Наш Современник, 2006 № 11 (Андреев, Горбачёв) - страница 51

Этот синтез не был случайным. Глубокие умы напряжённо обдумывали перспективу подобного развития. А. Уткин в своей содержательной книге приводит показательное высказывание Гарри Кесслера: “Возможно, однажды традиционная прусская дисциплина и новая социалистическая идея сомкнутся, чтобы образовать пролетарскую правящую касту, которая возьмёт на себя роль нового Рима, распространяющего новый тип цивилизации, держащейся на острие меча. Большевизм — либо любое другое название — могут вполне подойти”.

Поразительно — эти мысли Кесслеру навеяла леденящая кровь сцена расстрела “фрайкоровцами” революционных матросов в 1919 году.

Впрочем, дело не в том, какие прихотливые фантазии возникали в сознании немецких интеллектуалов. Куда важнее то, что немецкая элита готова была воплотить их в реальные дела. А. Уткин сообщает о планах свержения социал-демократического кабинета и формирования революционного правительства, где главная роль отводилась одному из столпов старой аристократии графу Брокдорфу-Ранцау. К слову, граф был сторонником сближения с Советской Россией. И если заговор так и не осуществился, то курс Ранцау на активное сотрудничество с Россией в экономике, и прежде всего в военной области, на полтора десятка лет (до 1933 года) предопределил политику Берлина.

В конечном счёте упорные германские “селекционеры” выпестовали диковинный гибрид прусского военизированного порядка и социализма. Кесслер гадал: каким будет его название. Гитлер предложил формулу: н а ц и о н а л-с о ц и а л и з м.

Не станем на аптекарских весах взвешивать, сколько процентов национализма и социализма наличествовало в новой доктрине. Ограничимся констатацией: важнейшие компоненты гремучей смеси настроений, определявших жизнь Германии в 20-е годы, были и с п о л ь з о в а н ы Гитлером для достижения целей, которые немецкий народ, униженный Версалем, ставил перед своими правителями после Первой мировой.

Другое дело, что в 33-м — как впоследствии и в 45-м — начисто поменялась политическая карта страны.
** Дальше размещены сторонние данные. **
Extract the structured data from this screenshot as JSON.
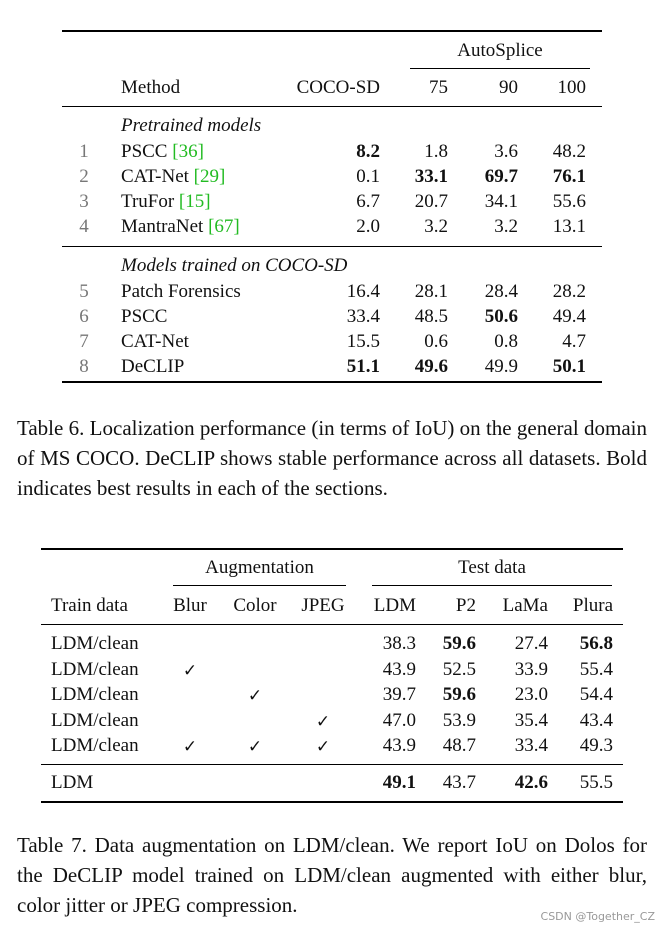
{
  "table6": {
    "header": {
      "method": "Method",
      "coco_sd": "COCO-SD",
      "autosplice": "AutoSplice",
      "q75": "75",
      "q90": "90",
      "q100": "100"
    },
    "sections": [
      {
        "title": "Pretrained models",
        "rows": [
          {
            "idx": "1",
            "name": "PSCC",
            "cite": "36",
            "coco": "8.2",
            "a75": "1.8",
            "a90": "3.6",
            "a100": "48.2",
            "bold": [
              "coco"
            ]
          },
          {
            "idx": "2",
            "name": "CAT-Net",
            "cite": "29",
            "coco": "0.1",
            "a75": "33.1",
            "a90": "69.7",
            "a100": "76.1",
            "bold": [
              "a75",
              "a90",
              "a100"
            ]
          },
          {
            "idx": "3",
            "name": "TruFor",
            "cite": "15",
            "coco": "6.7",
            "a75": "20.7",
            "a90": "34.1",
            "a100": "55.6",
            "bold": []
          },
          {
            "idx": "4",
            "name": "MantraNet",
            "cite": "67",
            "coco": "2.0",
            "a75": "3.2",
            "a90": "3.2",
            "a100": "13.1",
            "bold": []
          }
        ]
      },
      {
        "title": "Models trained on COCO-SD",
        "rows": [
          {
            "idx": "5",
            "name": "Patch Forensics",
            "cite": "",
            "coco": "16.4",
            "a75": "28.1",
            "a90": "28.4",
            "a100": "28.2",
            "bold": []
          },
          {
            "idx": "6",
            "name": "PSCC",
            "cite": "",
            "coco": "33.4",
            "a75": "48.5",
            "a90": "50.6",
            "a100": "49.4",
            "bold": [
              "a90"
            ]
          },
          {
            "idx": "7",
            "name": "CAT-Net",
            "cite": "",
            "coco": "15.5",
            "a75": "0.6",
            "a90": "0.8",
            "a100": "4.7",
            "bold": []
          },
          {
            "idx": "8",
            "name": "DeCLIP",
            "cite": "",
            "coco": "51.1",
            "a75": "49.6",
            "a90": "49.9",
            "a100": "50.1",
            "bold": [
              "coco",
              "a75",
              "a100"
            ]
          }
        ]
      }
    ],
    "caption": "Table 6. Localization performance (in terms of IoU) on the general domain of MS COCO. DeCLIP shows stable performance across all datasets. Bold indicates best results in each of the sections."
  },
  "table7": {
    "header": {
      "augmentation": "Augmentation",
      "test_data": "Test data",
      "train_data": "Train data",
      "blur": "Blur",
      "color": "Color",
      "jpeg": "JPEG",
      "ldm": "LDM",
      "p2": "P2",
      "lama": "LaMa",
      "plura": "Plura"
    },
    "check_glyph": "✓",
    "rows": [
      {
        "train": "LDM/clean",
        "blur": false,
        "color": false,
        "jpeg": false,
        "ldm": "38.3",
        "p2": "59.6",
        "lama": "27.4",
        "plura": "56.8",
        "bold": [
          "p2",
          "plura"
        ]
      },
      {
        "train": "LDM/clean",
        "blur": true,
        "color": false,
        "jpeg": false,
        "ldm": "43.9",
        "p2": "52.5",
        "lama": "33.9",
        "plura": "55.4",
        "bold": []
      },
      {
        "train": "LDM/clean",
        "blur": false,
        "color": true,
        "jpeg": false,
        "ldm": "39.7",
        "p2": "59.6",
        "lama": "23.0",
        "plura": "54.4",
        "bold": [
          "p2"
        ]
      },
      {
        "train": "LDM/clean",
        "blur": false,
        "color": false,
        "jpeg": true,
        "ldm": "47.0",
        "p2": "53.9",
        "lama": "35.4",
        "plura": "43.4",
        "bold": []
      },
      {
        "train": "LDM/clean",
        "blur": true,
        "color": true,
        "jpeg": true,
        "ldm": "43.9",
        "p2": "48.7",
        "lama": "33.4",
        "plura": "49.3",
        "bold": []
      }
    ],
    "final_row": {
      "train": "LDM",
      "ldm": "49.1",
      "p2": "43.7",
      "lama": "42.6",
      "plura": "55.5",
      "bold": [
        "ldm",
        "lama"
      ]
    },
    "caption": "Table 7. Data augmentation on LDM/clean. We report IoU on Dolos for the DeCLIP model trained on LDM/clean augmented with either blur, color jitter or JPEG compression."
  },
  "watermark": "CSDN @Together_CZ"
}
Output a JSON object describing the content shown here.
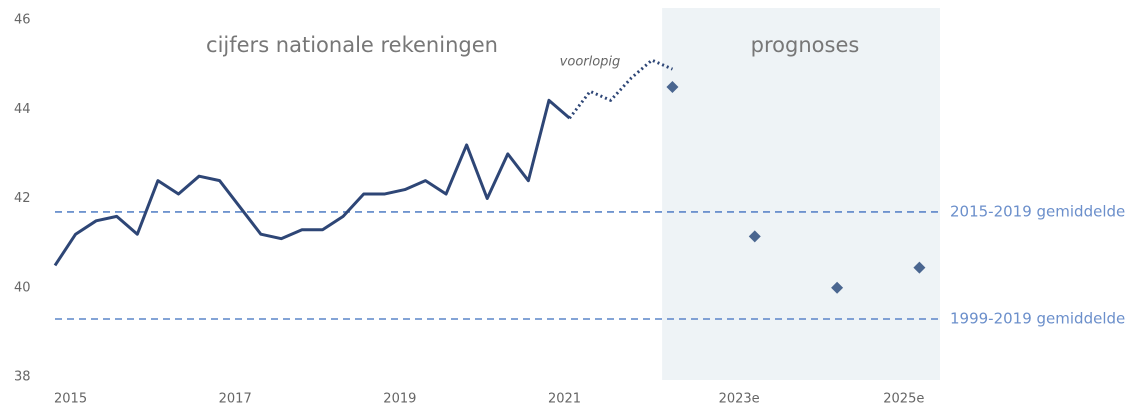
{
  "chart_data": {
    "type": "line",
    "annotations": [
      "cijfers nationale rekeningen",
      "prognoses",
      "voorlopig"
    ],
    "xlim": [
      2015,
      2025.75
    ],
    "ylim": [
      38,
      46
    ],
    "yticks": [
      38,
      40,
      42,
      44,
      46
    ],
    "xticks": [
      2015,
      2017,
      2019,
      2021,
      {
        "value": 2023,
        "label": "2023e"
      },
      {
        "value": 2025,
        "label": "2025e"
      }
    ],
    "shaded_region": [
      2022.375,
      2025.75
    ],
    "shade_color": "#eef3f6",
    "series": [
      {
        "style": "solid",
        "color": "#2e4676",
        "x": [
          2015,
          2015.25,
          2015.5,
          2015.75,
          2016,
          2016.25,
          2016.5,
          2016.75,
          2017,
          2017.25,
          2017.5,
          2017.75,
          2018,
          2018.25,
          2018.5,
          2018.75,
          2019,
          2019.25,
          2019.5,
          2019.75,
          2020,
          2020.25,
          2020.5,
          2020.75,
          2021,
          2021.25
        ],
        "values": [
          40.5,
          41.2,
          41.5,
          41.6,
          41.2,
          42.4,
          42.1,
          42.5,
          42.4,
          41.8,
          41.2,
          41.1,
          41.3,
          41.3,
          41.6,
          42.1,
          42.1,
          42.2,
          42.4,
          42.1,
          43.2,
          42.0,
          43.0,
          42.4,
          44.2,
          43.8
        ]
      },
      {
        "style": "dotted",
        "color": "#2e4676",
        "x": [
          2021.25,
          2021.5,
          2021.75,
          2022,
          2022.25,
          2022.5
        ],
        "values": [
          43.8,
          44.4,
          44.2,
          44.7,
          45.1,
          44.9
        ]
      },
      {
        "style": "markers",
        "color": "#4a6690",
        "x": [
          2022.5,
          2023.5,
          2024.5,
          2025.5
        ],
        "values": [
          44.5,
          41.15,
          40.0,
          40.45
        ]
      }
    ],
    "reference_lines": [
      {
        "value": 41.7,
        "label": "2015-2019 gemiddelde",
        "color": "#5b85c8"
      },
      {
        "value": 39.3,
        "label": "1999-2019 gemiddelde",
        "color": "#5b85c8"
      }
    ]
  }
}
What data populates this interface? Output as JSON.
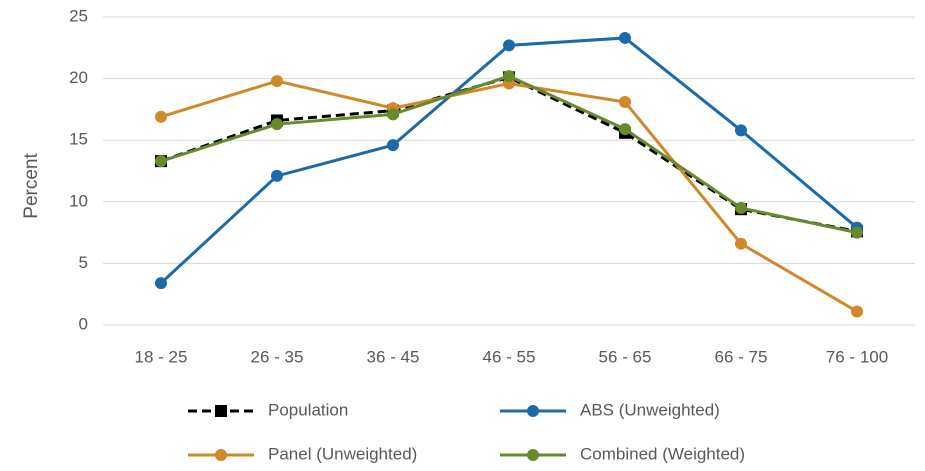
{
  "chart_data": {
    "type": "line",
    "y_label": "Percent",
    "categories": [
      "18 - 25",
      "26 - 35",
      "36 - 45",
      "46 - 55",
      "56 - 65",
      "66 - 75",
      "76 - 100"
    ],
    "series": [
      {
        "name": "Population",
        "color": "#000000",
        "dashed": true,
        "marker": "square",
        "values": [
          13.3,
          16.6,
          17.4,
          20.1,
          15.6,
          9.4,
          7.6
        ]
      },
      {
        "name": "ABS (Unweighted)",
        "color": "#1c6aa8",
        "dashed": false,
        "marker": "circle",
        "values": [
          3.4,
          12.1,
          14.6,
          22.7,
          23.3,
          15.8,
          7.9
        ]
      },
      {
        "name": "Panel (Unweighted)",
        "color": "#d0882a",
        "dashed": false,
        "marker": "circle",
        "values": [
          16.9,
          19.8,
          17.6,
          19.6,
          18.1,
          6.6,
          1.1
        ]
      },
      {
        "name": "Combined (Weighted)",
        "color": "#688a2c",
        "dashed": false,
        "marker": "circle",
        "values": [
          13.3,
          16.3,
          17.1,
          20.2,
          15.9,
          9.5,
          7.5
        ]
      }
    ],
    "ylim": [
      0,
      25
    ],
    "yticks": [
      0,
      5,
      10,
      15,
      20,
      25
    ],
    "grid": true,
    "legend": "bottom"
  }
}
Ведущие партии попали под запрет, а их лидеры закончили жизнь в заключении или на эшафоте. Игнорировать кровавую конкретику невозможно. Но в сущности она лишь подтверждает непреложное: фюреры приходят и уходят, а национальный проект сохраняется, пусть и с коррективами, приличествующими духу эпохи.

Коридор возможностей, определённых каждому народу, конечно, предусматривает некоторую вариативность, однако он достаточно узок.

Можно высказать гипотезу и о том, что гэдээровский вариант социализма в известной мере воплощал черты всё того же национального проекта. Равно как и альтернативная по видимости модель эрхардовского государства “благосостояния для всех” с его “Законом о выравнивании тягот” — вполне социалистическим по названию и по сути (подробнее об этом: Р о д и н В. Wohlstand fьr alle. “Наш современник”, N 8, 2006).